L'aspetto istituzionale del diritto del lavoro è, quindi, la parità di trattamento dei proprietari dei beni, che presuppone il diritto di proprietà per il produttore diretto.[Ii] Ma la realtà strutturale del contratto di lavoro è la pari considerazione dei produttori, al fine di preservare le funzioni di proprietario dei mezzi di produzione o imprenditore capitalista e di proprietario della forza lavoro o lavoratore salariato. Questa realtà concretizza il carattere del diritto del lavoro come imperativo funzionale, tendente a stabilizzare i ruoli di una forma storica di società, la società capitalistica.

Rudolf Hilferding - economista austriaco, il primo ad esplorare la percezione di Karl Marx del gruppo multifunzionale (l'"aristocrazia finanziaria") all'interno della classe dirigente capitalista, proponendo l'analisi del "capitale finanziario" come l'unione di banche e industria nella formazione di grandi capitale –, argomenta a proposito del passaggio dal contratto individuale al contratto collettivo di lavoro: “le associazioni datoriali garantiscono pari condizioni di concorrenza, impedendo accordi privati ​​da parte di singoli imprenditori. Il modo migliore per farlo è attraverso l’accordo salariale, l’accordo comune sul contratto di lavoro da organizzazione a organizzazione. (…) Qui emergono quelle tendenze che portano alla conclusione di alleanze sindacali. (…) Il profitto extra del cartello è diviso tra imprenditori e lavoratori. (…) La questione degli aumenti salariali e della riduzione dei profitti diventa una questione di potere. (…) Nel corso di ogni sviluppo sindacale arriva necessariamente il punto in cui la formazione di un partito politico operaio indipendente diventa una condizione della lotta sindacale stessa.” (Hilferding, 1985: 336-9).

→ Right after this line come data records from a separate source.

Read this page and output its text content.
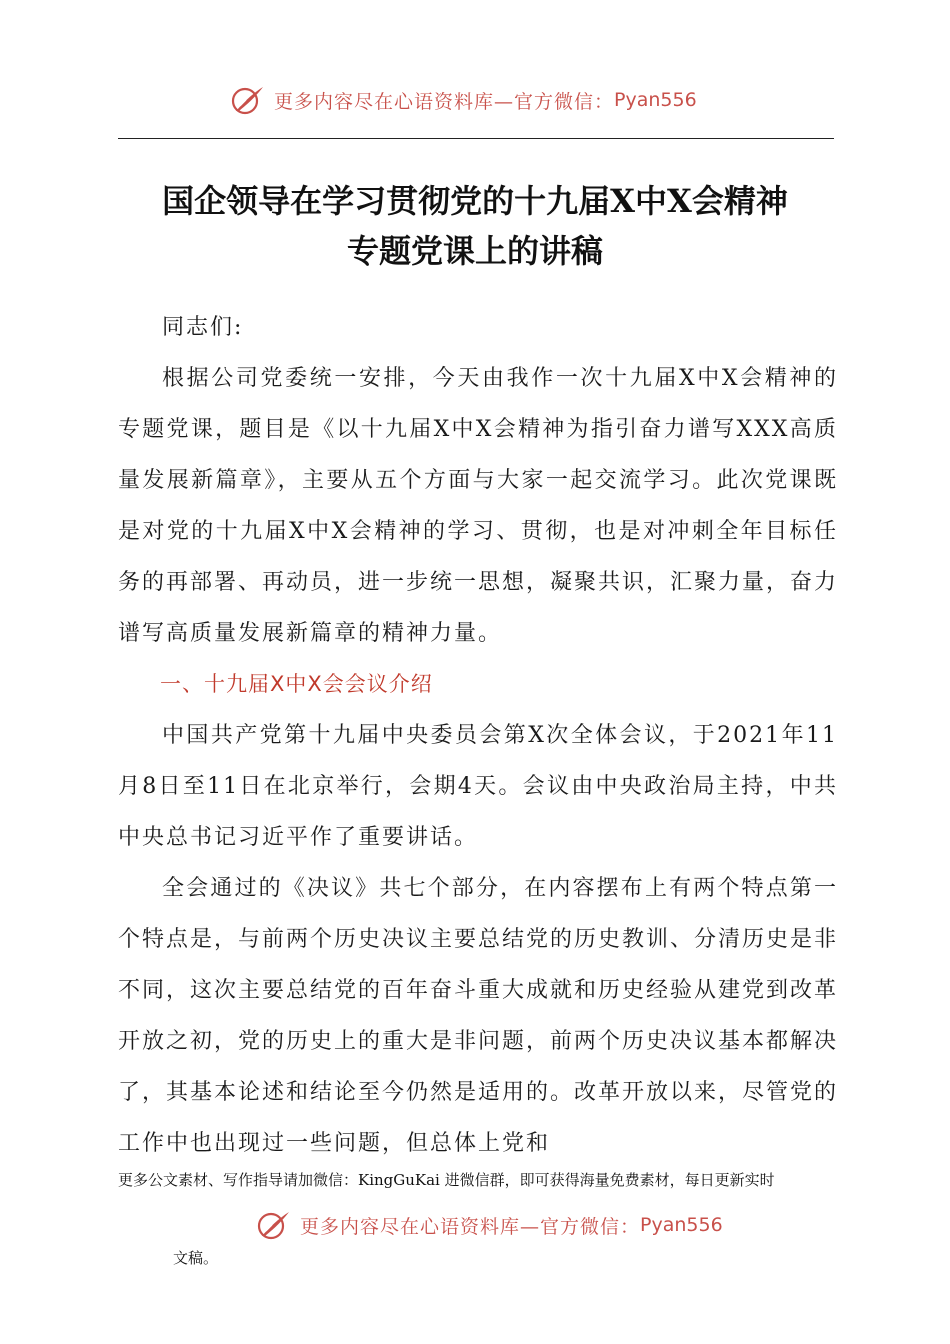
更多内容尽在心语资料库—官方微信： Pyan556
国企领导在学习贯彻党的十九届X中X会精神
专题党课上的讲稿

同志们:

根据公司党委统一安排，今天由我作一次十九届X中X会精神的专题党课，题目是《以十九届X中X会精神为指引奋力谱写XXX高质量发展新篇章》，主要从五个方面与大家一起交流学习。此次党课既是对党的十九届X中X会精神的学习、贯彻，也是对冲刺全年目标任务的再部署、再动员，进一步统一思想，凝聚共识，汇聚力量，奋力谱写高质量发展新篇章的精神力量。

一、十九届X中X会会议介绍

中国共产党第十九届中央委员会第X次全体会议，于2021年11月8日至11日在北京举行，会期4天。会议由中央政治局主持，中共中央总书记习近平作了重要讲话。

全会通过的《决议》共七个部分，在内容摆布上有两个特点第一个特点是，与前两个历史决议主要总结党的历史教训、分清历史是非不同，这次主要总结党的百年奋斗重大成就和历史经验从建党到改革开放之初，党的历史上的重大是非问题，前两个历史决议基本都解决了，其基本论述和结论至今仍然是适用的。改革开放以来，尽管党的工作中也出现过一些问题，但总体上党和

更多公文素材、写作指导请加微信：KingGuKai 进微信群，即可获得海量免费素材，每日更新实时
更多内容尽在心语资料库—官方微信： Pyan556
文稿。
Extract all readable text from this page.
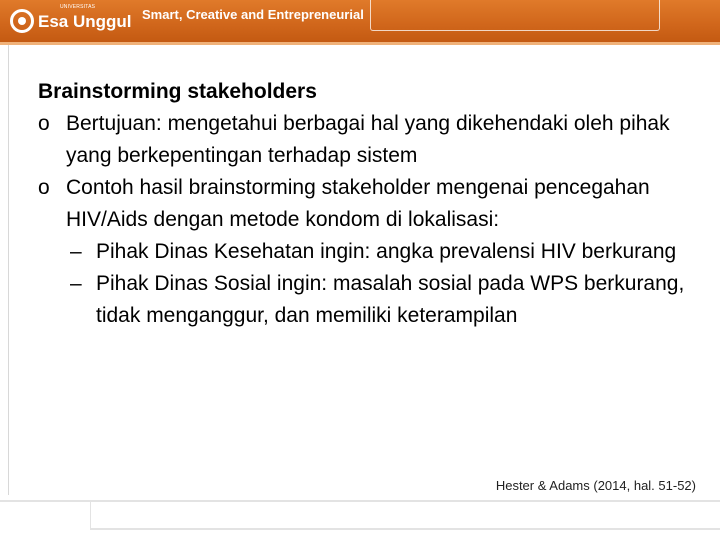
UNIVERSITAS
Esa Unggul Smart, Creative and Entrepreneurial
Brainstorming stakeholders
o Bertujuan: mengetahui berbagai hal yang dikehendaki oleh pihak yang berkepentingan terhadap sistem
o Contoh hasil brainstorming stakeholder mengenai pencegahan HIV/Aids dengan metode kondom di lokalisasi:
– Pihak Dinas Kesehatan ingin: angka prevalensi HIV berkurang
– Pihak Dinas Sosial ingin: masalah sosial pada WPS berkurang, tidak menganggur, dan memiliki keterampilan
Hester & Adams (2014, hal. 51-52)
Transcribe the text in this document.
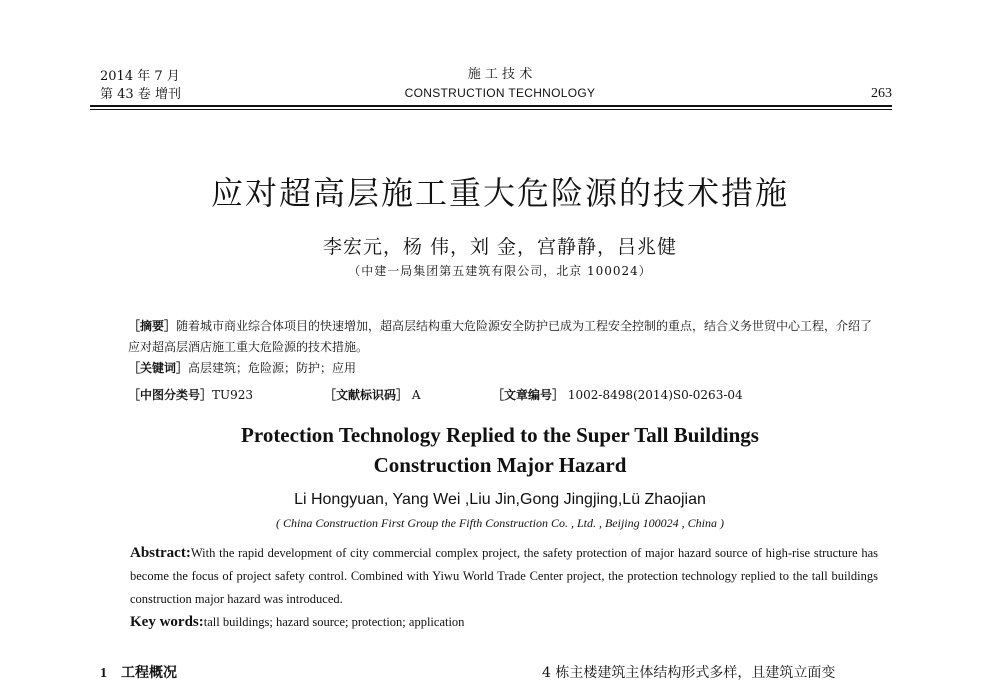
2014 年 7 月
第 43 卷 增刊
施 工 技 术
CONSTRUCTION TECHNOLOGY	263
应对超高层施工重大危险源的技术措施
李宏元，杨 伟，刘 金，宫静静，吕兆健
（中建一局集团第五建筑有限公司，北京 100024）
［摘要］随着城市商业综合体项目的快速增加，超高层结构重大危险源安全防护已成为工程安全控制的重点，结合义务世贸中心工程，介绍了应对超高层酒店施工重大危险源的技术措施。
［关键词］高层建筑；危险源；防护；应用
［中图分类号］TU923	［文献标识码］ A	［文章编号］ 1002-8498(2014)S0-0263-04
Protection Technology Replied to the Super Tall Buildings
Construction Major Hazard
Li Hongyuan, Yang Wei ,Liu Jin,Gong Jingjing,Lü Zhaojian
( China Construction First Group the Fifth Construction Co. , Ltd. , Beijing 100024 , China )
Abstract:With the rapid development of city commercial complex project, the safety protection of major hazard source of high-rise structure has become the focus of project safety control. Combined with Yiwu World Trade Center project, the protection technology replied to the tall buildings construction major hazard was introduced.
Key words:tall buildings; hazard source; protection; application
1 工程概况	4 栋主楼建筑主体结构形式多样，且建筑立面变
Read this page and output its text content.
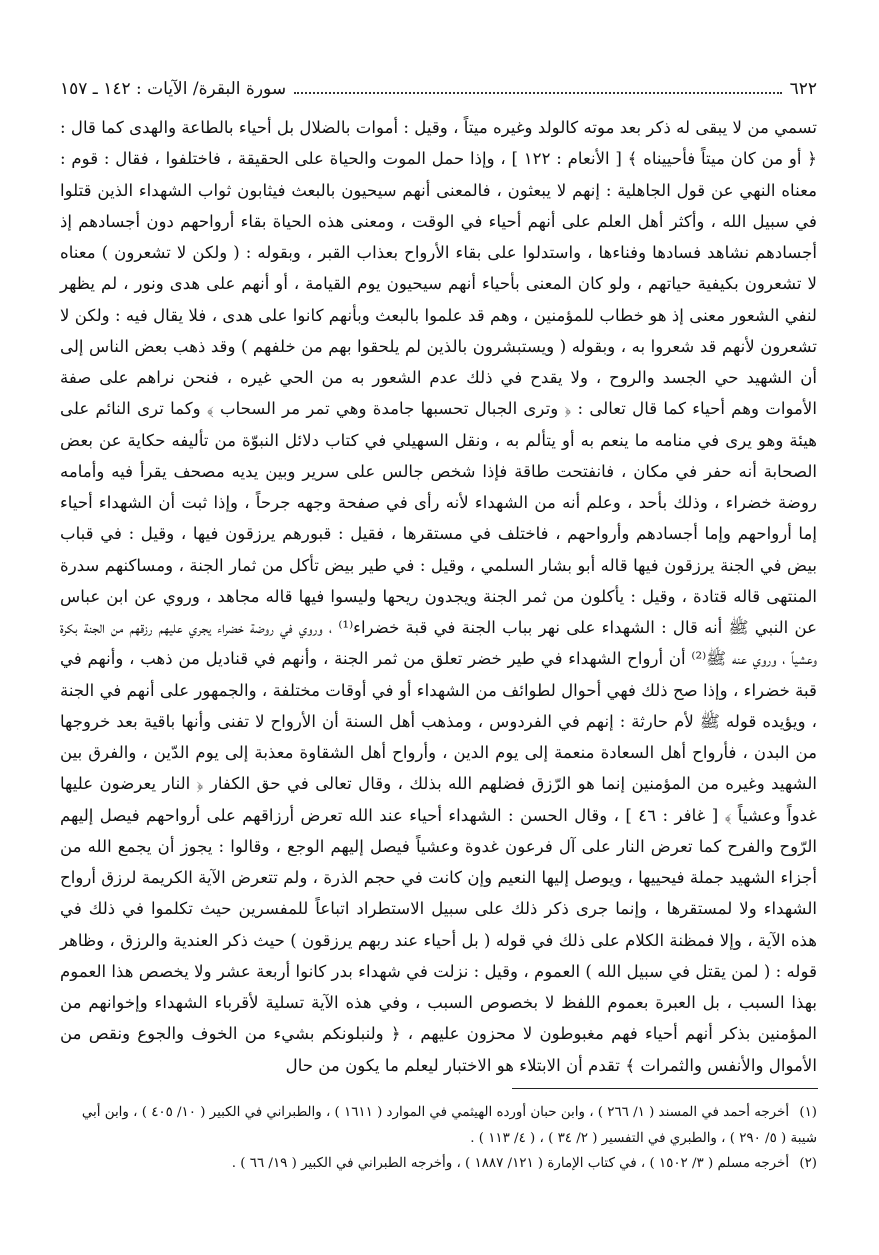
سورة البقرة/ الآيات : ١٤٢ ـ ١٥٧	٦٢٢

تسمي من لا يبقى له ذكر بعد موته كالولد وغيره ميتاً ، وقيل : أموات بالضلال بل أحياء بالطاعة والهدى كما قال : ﴿ أو من كان ميتاً فأحييناه ﴾ [ الأنعام : ١٢٢ ] ، وإذا حمل الموت والحياة على الحقيقة ، فاختلفوا ، فقال : قوم : معناه النهي عن قول الجاهلية : إنهم لا يبعثون ، فالمعنى أنهم سيحيون بالبعث فيثابون ثواب الشهداء الذين قتلوا في سبيل الله ، وأكثر أهل العلم على أنهم أحياء في الوقت ، ومعنى هذه الحياة بقاء أرواحهم دون أجسادهم إذ أجسادهم نشاهد فسادها وفناءها ، واستدلوا على بقاء الأرواح بعذاب القبر ، وبقوله : ( ولكن لا تشعرون ) معناه لا تشعرون بكيفية حياتهم ، ولو كان المعنى بأحياء أنهم سيحيون يوم القيامة ، أو أنهم على هدى ونور ، لم يظهر لنفي الشعور معنى إذ هو خطاب للمؤمنين ، وهم قد علموا بالبعث وبأنهم كانوا على هدى ، فلا يقال فيه : ولكن لا تشعرون لأنهم قد شعروا به ، وبقوله ( ويستبشرون بالذين لم يلحقوا بهم من خلفهم ) وقد ذهب بعض الناس إلى أن الشهيد حي الجسد والروح ، ولا يقدح في ذلك عدم الشعور به من الحي غيره ، فنحن نراهم على صفة الأموات وهم أحياء كما قال تعالى : ﴿ وترى الجبال تحسبها جامدة وهي تمر مر السحاب ﴾ وكما ترى النائم على هيئة وهو يرى في منامه ما ينعم به أو يتألم به ، ونقل السهيلي في كتاب دلائل النبوّة من تأليفه حكاية عن بعض الصحابة أنه حفر في مكان ، فانفتحت طاقة فإذا شخص جالس على سرير وبين يديه مصحف يقرأ فيه وأمامه روضة خضراء ، وذلك بأحد ، وعلم أنه من الشهداء لأنه رأى في صفحة وجهه جرحاً ، وإذا ثبت أن الشهداء أحياء إما أرواحهم وإما أجسادهم وأرواحهم ، فاختلف في مستقرها ، فقيل : قبورهم يرزقون فيها ، وقيل : في قباب بيض في الجنة يرزقون فيها قاله أبو بشار السلمي ، وقيل : في طير بيض تأكل من ثمار الجنة ، ومساكنهم سدرة المنتهى قاله قتادة ، وقيل : يأكلون من ثمر الجنة ويجدون ريحها وليسوا فيها قاله مجاهد ، وروي عن ابن عباس عن النبي ﷺ أنه قال : الشهداء على نهر بباب الجنة في قبة خضراء⁽¹⁾ ، وروي في روضة خضراء يجري عليهم رزقهم من الجنة بكرة وعشياً ، وروي عنه ﷺ⁽²⁾ أن أرواح الشهداء في طير خضر تعلق من ثمر الجنة ، وأنهم في قناديل من ذهب ، وأنهم في قبة خضراء ، وإذا صح ذلك فهي أحوال لطوائف من الشهداء أو في أوقات مختلفة ، والجمهور على أنهم في الجنة ، ويؤيده قوله ﷺ لأم حارثة : إنهم في الفردوس ، ومذهب أهل السنة أن الأرواح لا تفنى وأنها باقية بعد خروجها من البدن ، فأرواح أهل السعادة منعمة إلى يوم الدين ، وأرواح أهل الشقاوة معذبة إلى يوم الدّين ، والفرق بين الشهيد وغيره من المؤمنين إنما هو الرّزق فضلهم الله بذلك ، وقال تعالى في حق الكفار ﴿ النار يعرضون عليها غدواً وعشياً ﴾ [ غافر : ٤٦ ] ، وقال الحسن : الشهداء أحياء عند الله تعرض أرزاقهم على أرواحهم فيصل إليهم الرّوح والفرح كما تعرض النار على آل فرعون غدوة وعشياً فيصل إليهم الوجع ، وقالوا : يجوز أن يجمع الله من أجزاء الشهيد جملة فيحييها ، ويوصل إليها النعيم وإن كانت في حجم الذرة ، ولم تتعرض الآية الكريمة لرزق أرواح الشهداء ولا لمستقرها ، وإنما جرى ذكر ذلك على سبيل الاستطراد اتباعاً للمفسرين حيث تكلموا في ذلك في هذه الآية ، وإلا فمظنة الكلام على ذلك في قوله ( بل أحياء عند ربهم يرزقون ) حيث ذكر العندية والرزق ، وظاهر قوله : ( لمن يقتل في سبيل الله ) العموم ، وقيل : نزلت في شهداء بدر كانوا أربعة عشر ولا يخصص هذا العموم بهذا السبب ، بل العبرة بعموم اللفظ لا بخصوص السبب ، وفي هذه الآية تسلية لأقرباء الشهداء وإخوانهم من المؤمنين بذكر أنهم أحياء فهم مغبوطون لا محزون عليهم ، ﴿ ولنبلونكم بشيء من الخوف والجوع ونقص من الأموال والأنفس والثمرات ﴾ تقدم أن الابتلاء هو الاختبار ليعلم ما يكون من حال

(١) أخرجه أحمد في المسند ( ١/ ٢٦٦ ) ، وابن حبان أورده الهيثمي في الموارد ( ١٦١١ ) ، والطبراني في الكبير ( ١٠/ ٤٠٥ ) ، وابن أبي شيبة ( ٥/ ٢٩٠ ) ، والطبري في التفسير ( ٢/ ٣٤ ) ، ( ٤/ ١١٣ ) .

(٢) أخرجه مسلم ( ٣/ ١٥٠٢ ) ، في كتاب الإمارة ( ١٢١/ ١٨٨٧ ) ، وأخرجه الطبراني في الكبير ( ١٩/ ٦٦ ) .
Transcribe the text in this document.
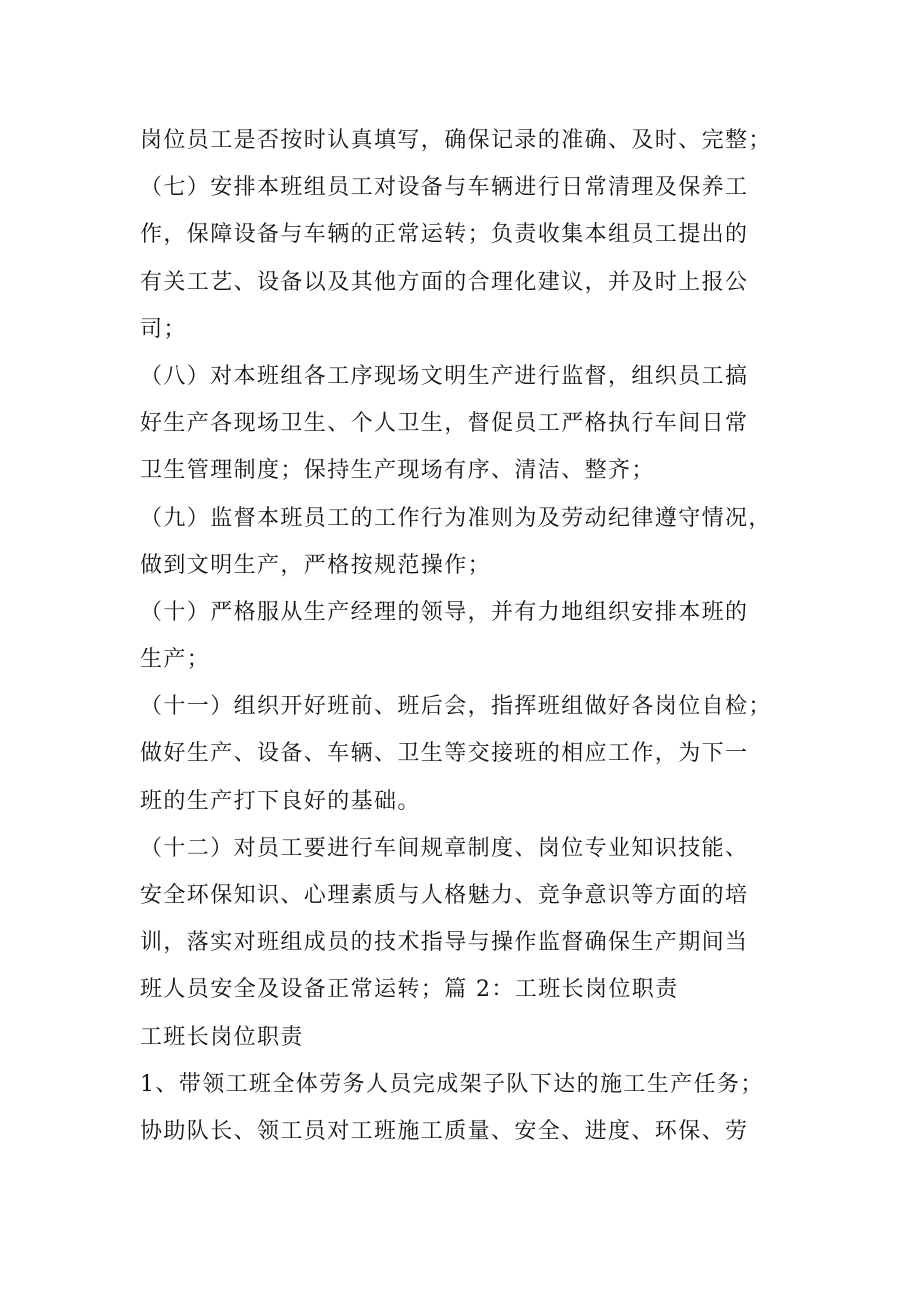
岗位员工是否按时认真填写，确保记录的准确、及时、完整；
（七）安排本班组员工对设备与车辆进行日常清理及保养工
作，保障设备与车辆的正常运转；负责收集本组员工提出的
有关工艺、设备以及其他方面的合理化建议，并及时上报公
司；
（八）对本班组各工序现场文明生产进行监督，组织员工搞
好生产各现场卫生、个人卫生，督促员工严格执行车间日常
卫生管理制度；保持生产现场有序、清洁、整齐；
（九）监督本班员工的工作行为准则为及劳动纪律遵守情况，
做到文明生产，严格按规范操作；
（十）严格服从生产经理的领导，并有力地组织安排本班的
生产；
（十一）组织开好班前、班后会，指挥班组做好各岗位自检；
做好生产、设备、车辆、卫生等交接班的相应工作，为下一
班的生产打下良好的基础。
（十二）对员工要进行车间规章制度、岗位专业知识技能、
安全环保知识、心理素质与人格魅力、竞争意识等方面的培
训，落实对班组成员的技术指导与操作监督确保生产期间当
班人员安全及设备正常运转；篇 2：工班长岗位职责
工班长岗位职责
1、带领工班全体劳务人员完成架子队下达的施工生产任务；
协助队长、领工员对工班施工质量、安全、进度、环保、劳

John Kenneth Galbraith – economista canadese, residente negli USA e seguace della filosofia economica di John Meynard Keynes – avanza l’analisi spostando il focus, in relazione ai contratti collettivi, dalla sfera della circolazione – i cartelli – alla sfera della produzione – produttività nelle grandi aziende: “la strategia comune per stabilizzare salari e prezzi, quando attuata formalmente, è quella di contenere gli aumenti salariali entro importi che possono essere pagati dagli incrementi di produttività. L’importanza degli incrementi di produttività – l’aumento della produzione per lavoratore – diventa nota solo nel tempo e non è la stessa per le diverse aziende. La durata del contratto consente di comprendere gli incrementi di produttività che si realizzeranno e di calcolare l'aumento che può essere concesso senza nuocere alla stabilità dei prezzi. Il sindacato, dato che le trattative sindacali riguardano i membri dell’industria, non stabilisce ciò che può pagare la singola azienda, il che implicherebbe salari diversi per le diverse imprese e sarebbe una complicazione impossibile da risolvere, ma piuttosto ciò che tutti, in media, possono pagare. Si tratta di una semplificazione preziosa”. (Galbraith, 1983: 205)

* Francisco Pereira de Farias È professore presso il Dipartimento di Scienze Sociali dell'Università Federale del Piauí. Autore, tra gli altri libri, di Riflessioni sulla teoria politica dei giovani Poulantza (1968-1974) (lotte anticapitali).

Riferimenti


GALBRAITH, JK. Il nuovo Stato industriale. San Paolo: aprile culturale, 1983.

HILFERDING, R. il capitale finanziario. San Paolo: aprile culturale, 1985.

TOCQUEVILLE, Alexis de. Democrazia in America. Parigi: Gallimard, 1986.

note:


[I] «Troviamo ancora tra noi cristiani zelanti, la cui anima religiosa ama nutrirsi delle verità dell'altra vita: essi agiranno senza dubbio in favore della libertà umana, fonte di ogni grandezza morale» (Tocqueville, 1986, p. 48).

[Ii] «Il cristianesimo, che ha reso tutti gli uomini uguali davanti a Dio, non sarà riluttante a vedere tutti gli uomini uguali davanti alla legge» (Tocqueville, 1986, p. 48).